J Chem Inf Model. 2024 Oct 28;64(20):7917-7924. doi: 10.1021/acs.jcim.4c01513. Epub 2024 Oct 10.
Molecular flexibility is a commonly used, but not easily quantified term. It is at the core of understanding composition and size of a conformational ensemble and contributes to many molecular properties. For many computational workflows, it is necessary to reduce a conformational ensemble to meaningful representatives, however defining them and guaranteeing the ensemble's completeness is difficult. We introduce the concepts of torsion angular bin strings (TABS) as a discrete vector representation of a conformer's dihedral angles and the number of possible TABS (nTABS) as an estimation for the ensemble size of a molecule, respectively. Here, we show that nTABS corresponds to an upper limit for the size of the conformational space of small molecules and compare the classification of conformer ensembles by TABS with classifications by RMSD. Overcoming known drawbacks like the molecular size dependency and threshold picking of the RMSD measure, TABS is shown to meaningfully discretize the conformational space and hence allows e.g. for fast checks of the coverage of the conformational space.

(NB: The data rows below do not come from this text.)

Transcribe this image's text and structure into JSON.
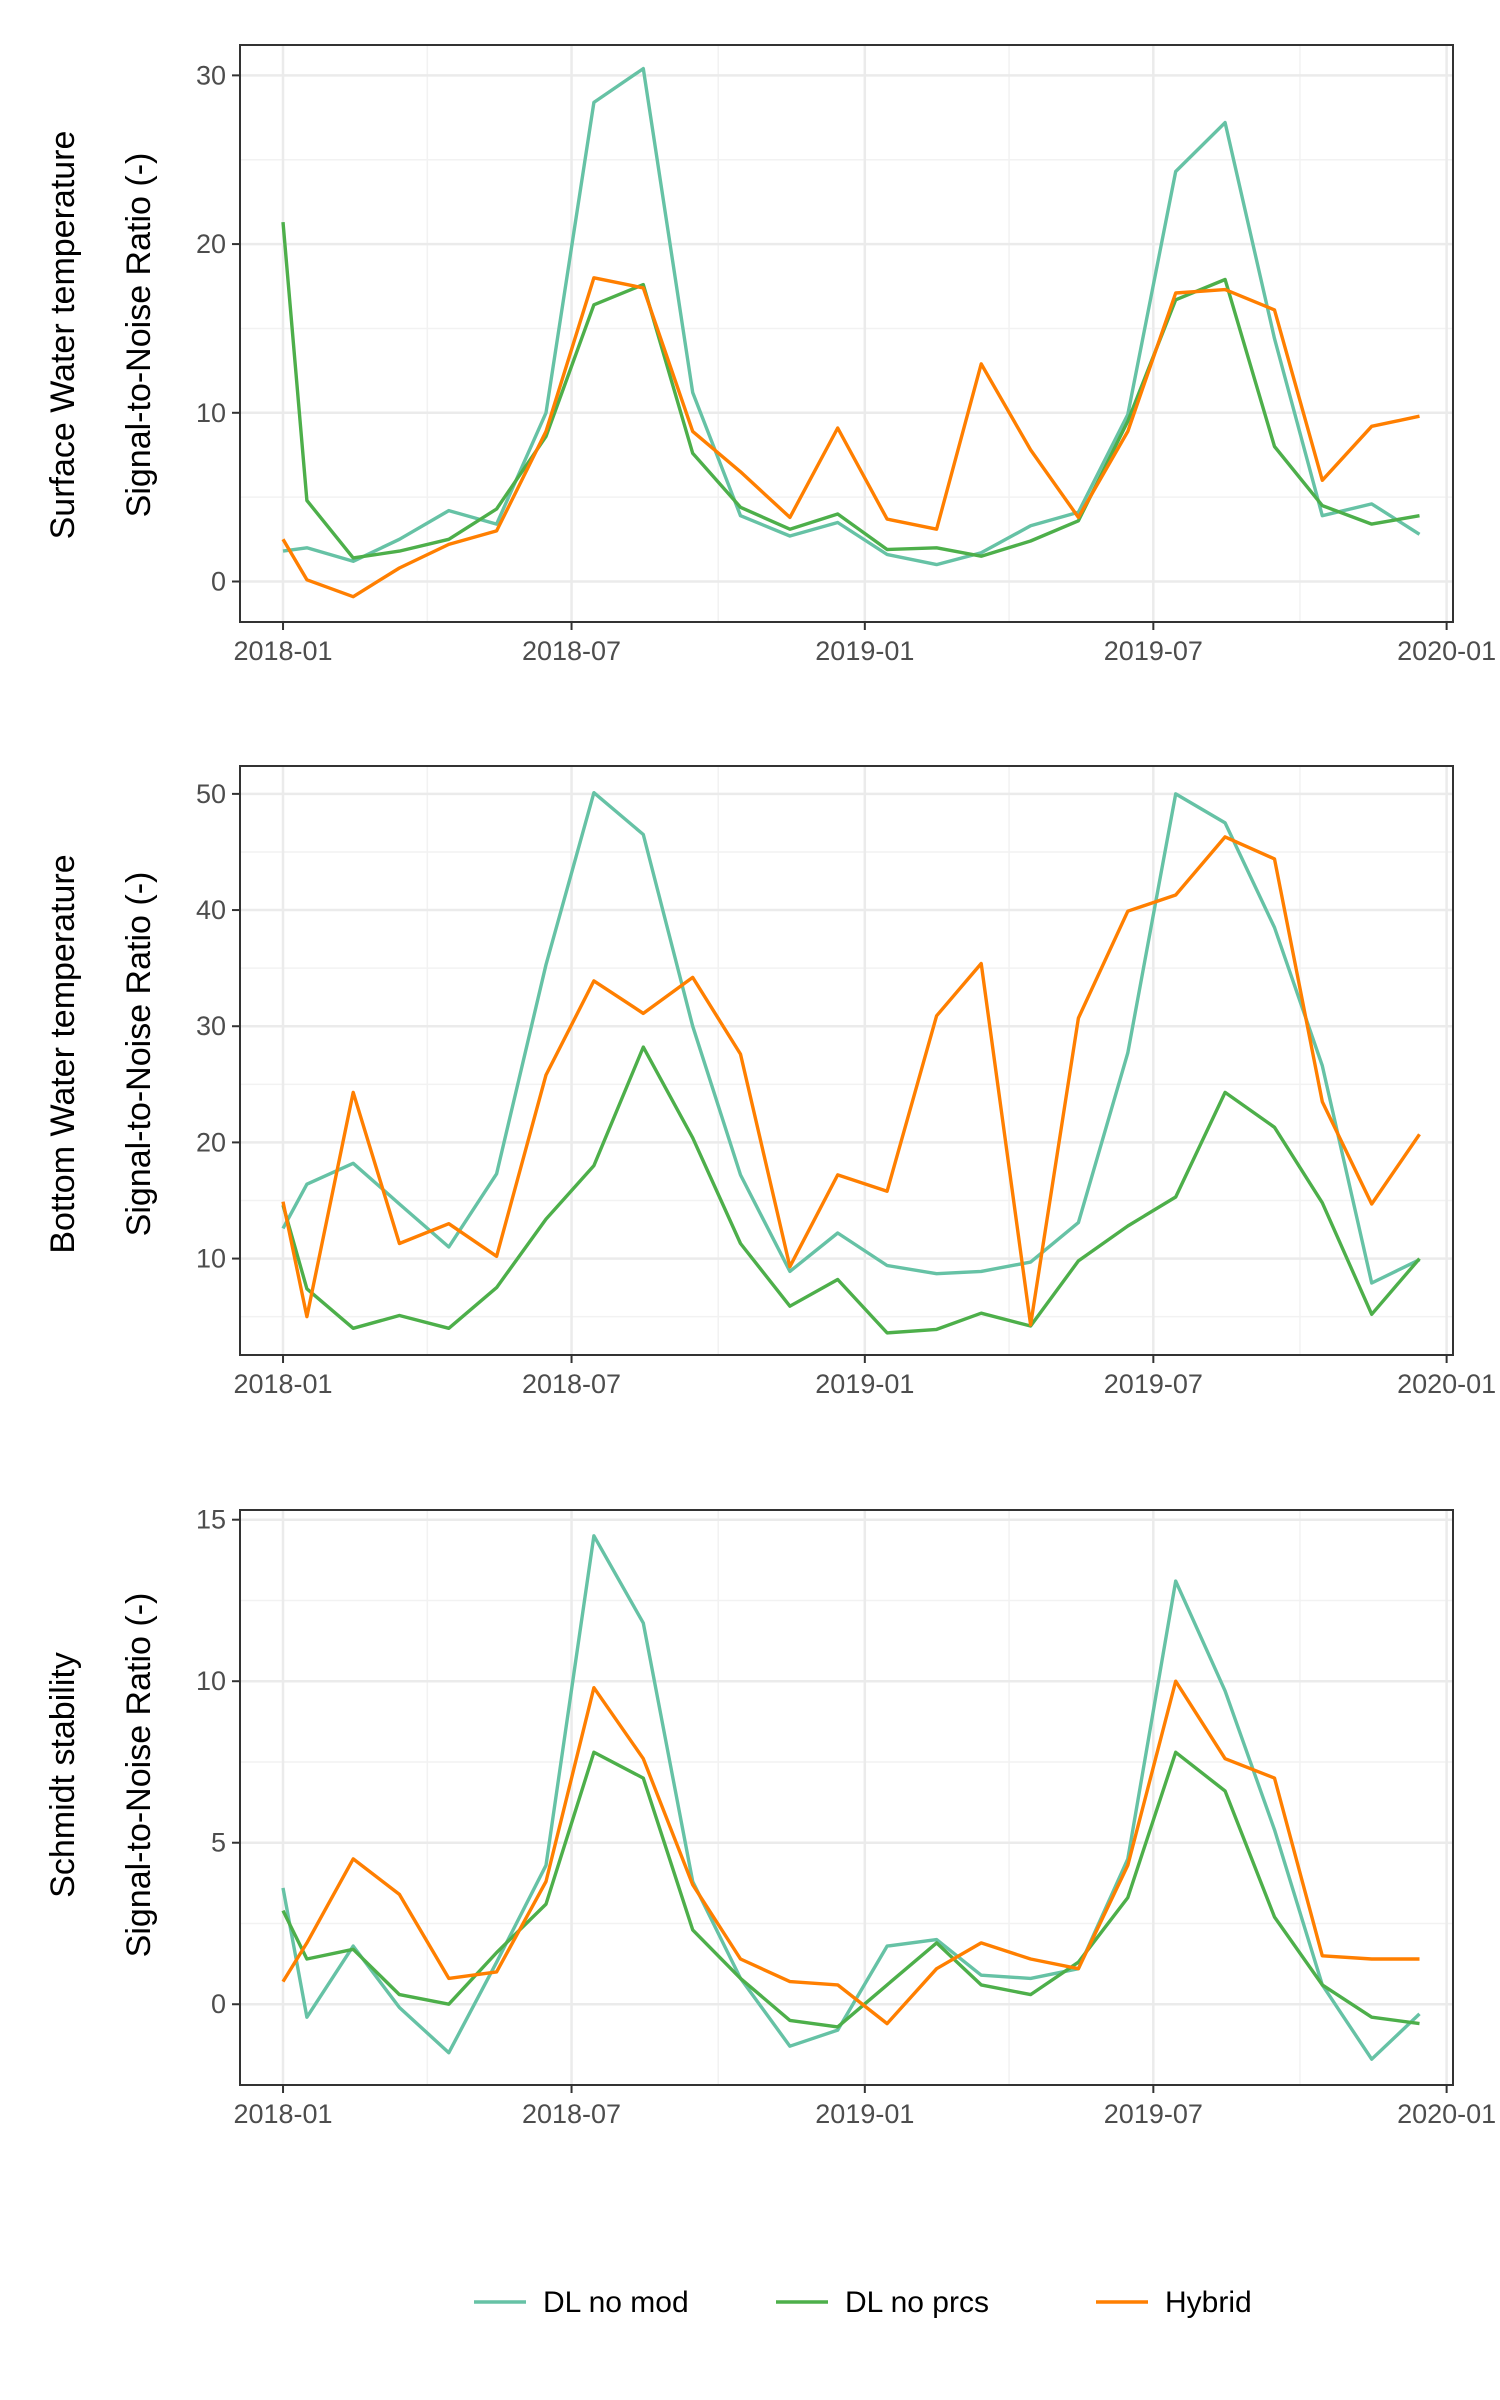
{
  "chart_data": [
    {
      "type": "line",
      "panel_label": "Surface Water temperature",
      "ylabel": "Signal-to-Noise Ratio (-)",
      "x_ticks": [
        "2018-01",
        "2018-07",
        "2019-01",
        "2019-07",
        "2020-01"
      ],
      "y_ticks": [
        0,
        10,
        20,
        30
      ],
      "xlim": [
        "2017-12-05",
        "2020-01-05"
      ],
      "ylim": [
        -2.4,
        31.8
      ],
      "grid": true,
      "x": [
        "2018-01-01",
        "2018-01-16",
        "2018-02-14",
        "2018-03-15",
        "2018-04-15",
        "2018-05-15",
        "2018-06-15",
        "2018-07-15",
        "2018-08-15",
        "2018-09-15",
        "2018-10-15",
        "2018-11-15",
        "2018-12-15",
        "2019-01-15",
        "2019-02-15",
        "2019-03-15",
        "2019-04-15",
        "2019-05-15",
        "2019-06-15",
        "2019-07-15",
        "2019-08-15",
        "2019-09-15",
        "2019-10-15",
        "2019-11-15",
        "2019-12-15"
      ],
      "series": [
        {
          "name": "DL no mod",
          "color": "#66C2A5",
          "values": [
            1.8,
            2.0,
            1.2,
            2.5,
            4.2,
            3.4,
            10.0,
            28.4,
            30.4,
            11.2,
            3.9,
            2.7,
            3.5,
            1.6,
            1.0,
            1.7,
            3.3,
            4.1,
            9.9,
            24.3,
            27.2,
            14.4,
            3.9,
            4.6,
            2.8
          ]
        },
        {
          "name": "DL no prcs",
          "color": "#4DAF4A",
          "values": [
            21.3,
            4.8,
            1.4,
            1.8,
            2.5,
            4.3,
            8.6,
            16.4,
            17.6,
            7.6,
            4.4,
            3.1,
            4.0,
            1.9,
            2.0,
            1.5,
            2.4,
            3.6,
            9.5,
            16.7,
            17.9,
            8.0,
            4.5,
            3.4,
            3.9
          ]
        },
        {
          "name": "Hybrid",
          "color": "#FF7F00",
          "values": [
            2.5,
            0.1,
            -0.9,
            0.8,
            2.2,
            3.0,
            8.9,
            18.0,
            17.4,
            8.9,
            6.5,
            3.8,
            9.1,
            3.7,
            3.1,
            12.9,
            7.8,
            3.8,
            8.9,
            17.1,
            17.3,
            16.1,
            6.0,
            9.2,
            9.8
          ]
        }
      ]
    },
    {
      "type": "line",
      "panel_label": "Bottom Water temperature",
      "ylabel": "Signal-to-Noise Ratio (-)",
      "x_ticks": [
        "2018-01",
        "2018-07",
        "2019-01",
        "2019-07",
        "2020-01"
      ],
      "y_ticks": [
        10,
        20,
        30,
        40,
        50
      ],
      "xlim": [
        "2017-12-05",
        "2020-01-05"
      ],
      "ylim": [
        1.7,
        52.4
      ],
      "grid": true,
      "x": [
        "2018-01-01",
        "2018-01-16",
        "2018-02-14",
        "2018-03-15",
        "2018-04-15",
        "2018-05-15",
        "2018-06-15",
        "2018-07-15",
        "2018-08-15",
        "2018-09-15",
        "2018-10-15",
        "2018-11-15",
        "2018-12-15",
        "2019-01-15",
        "2019-02-15",
        "2019-03-15",
        "2019-04-15",
        "2019-05-15",
        "2019-06-15",
        "2019-07-15",
        "2019-08-15",
        "2019-09-15",
        "2019-10-15",
        "2019-11-15",
        "2019-12-15"
      ],
      "series": [
        {
          "name": "DL no mod",
          "color": "#66C2A5",
          "values": [
            12.6,
            16.4,
            18.2,
            14.7,
            11.0,
            17.3,
            35.3,
            50.1,
            46.5,
            30.0,
            17.2,
            8.9,
            12.2,
            9.4,
            8.7,
            8.9,
            9.7,
            13.1,
            27.7,
            50.0,
            47.5,
            38.5,
            26.6,
            7.9,
            9.9
          ]
        },
        {
          "name": "DL no prcs",
          "color": "#4DAF4A",
          "values": [
            14.6,
            7.4,
            4.0,
            5.1,
            4.0,
            7.5,
            13.4,
            18.0,
            28.2,
            20.4,
            11.3,
            5.9,
            8.2,
            3.6,
            3.9,
            5.3,
            4.2,
            9.8,
            12.8,
            15.3,
            24.3,
            21.3,
            14.8,
            5.2,
            10.0
          ]
        },
        {
          "name": "Hybrid",
          "color": "#FF7F00",
          "values": [
            14.9,
            5.0,
            24.3,
            11.3,
            13.0,
            10.2,
            25.8,
            33.9,
            31.1,
            34.2,
            27.6,
            9.3,
            17.2,
            15.8,
            30.9,
            35.4,
            4.3,
            30.7,
            39.9,
            41.3,
            46.3,
            44.4,
            23.5,
            14.7,
            20.7
          ]
        }
      ]
    },
    {
      "type": "line",
      "panel_label": "Schmidt stability",
      "ylabel": "Signal-to-Noise Ratio (-)",
      "x_ticks": [
        "2018-01",
        "2018-07",
        "2019-01",
        "2019-07",
        "2020-01"
      ],
      "y_ticks": [
        0,
        5,
        10,
        15
      ],
      "xlim": [
        "2017-12-05",
        "2020-01-05"
      ],
      "ylim": [
        -2.5,
        15.3
      ],
      "grid": true,
      "x": [
        "2018-01-01",
        "2018-01-16",
        "2018-02-14",
        "2018-03-15",
        "2018-04-15",
        "2018-05-15",
        "2018-06-15",
        "2018-07-15",
        "2018-08-15",
        "2018-09-15",
        "2018-10-15",
        "2018-11-15",
        "2018-12-15",
        "2019-01-15",
        "2019-02-15",
        "2019-03-15",
        "2019-04-15",
        "2019-05-15",
        "2019-06-15",
        "2019-07-15",
        "2019-08-15",
        "2019-09-15",
        "2019-10-15",
        "2019-11-15",
        "2019-12-15"
      ],
      "series": [
        {
          "name": "DL no mod",
          "color": "#66C2A5",
          "values": [
            3.6,
            -0.4,
            1.8,
            -0.1,
            -1.5,
            1.3,
            4.3,
            14.5,
            11.8,
            3.8,
            0.8,
            -1.3,
            -0.8,
            1.8,
            2.0,
            0.9,
            0.8,
            1.1,
            4.5,
            13.1,
            9.7,
            5.4,
            0.6,
            -1.7,
            -0.3
          ]
        },
        {
          "name": "DL no prcs",
          "color": "#4DAF4A",
          "values": [
            2.9,
            1.4,
            1.7,
            0.3,
            0.0,
            1.6,
            3.1,
            7.8,
            7.0,
            2.3,
            0.8,
            -0.5,
            -0.7,
            0.6,
            1.9,
            0.6,
            0.3,
            1.3,
            3.3,
            7.8,
            6.6,
            2.7,
            0.6,
            -0.4,
            -0.6
          ]
        },
        {
          "name": "Hybrid",
          "color": "#FF7F00",
          "values": [
            0.7,
            1.9,
            4.5,
            3.4,
            0.8,
            1.0,
            3.8,
            9.8,
            7.6,
            3.7,
            1.4,
            0.7,
            0.6,
            -0.6,
            1.1,
            1.9,
            1.4,
            1.1,
            4.3,
            10.0,
            7.6,
            7.0,
            1.5,
            1.4,
            1.4
          ]
        }
      ]
    }
  ],
  "legend": {
    "placement": "bottom",
    "entries": [
      {
        "label": "DL no mod",
        "color": "#66C2A5"
      },
      {
        "label": "DL no prcs",
        "color": "#4DAF4A"
      },
      {
        "label": "Hybrid",
        "color": "#FF7F00"
      }
    ]
  }
}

The current proof-of-concept implementation is based on the ETKDGv3 conformer generator as implemented in the RDKit and known torsion preferences extracted from small-molecule crystallographic data.
分子柔性是一个常用但不易量化的术语。它是理解构象整体的组成和大小的核心,并且对许多分子性质有贡献。对于许多计算工作流程,有必要将构象整体简化为有意义的代表,但定义它们并保证整体的完整性是困难的。我们分别引入扭转角箱字符串(TABS)的概念,作为构象的二面角的离散向量表示,以及可能的 TABS 数量(nTABS)作为分子整体大小的估计。在这里,我们表明 nTABS 对应于小分子构象空间大小的上限,并比较 TABS 与 RMSD 的构象集分类。克服 RMSD 度量的分子大小依赖性和阈值选择等已知缺陷,TABS 被证明可以对构象空间进行有意义的离散化,从而例如允许快速检查构象空间的覆盖范围。当前的概念验证实现基于 RDKit 中实现的 ETKDGv3 构象生成器以及从小分子晶体学数据中提取的已知扭转偏好。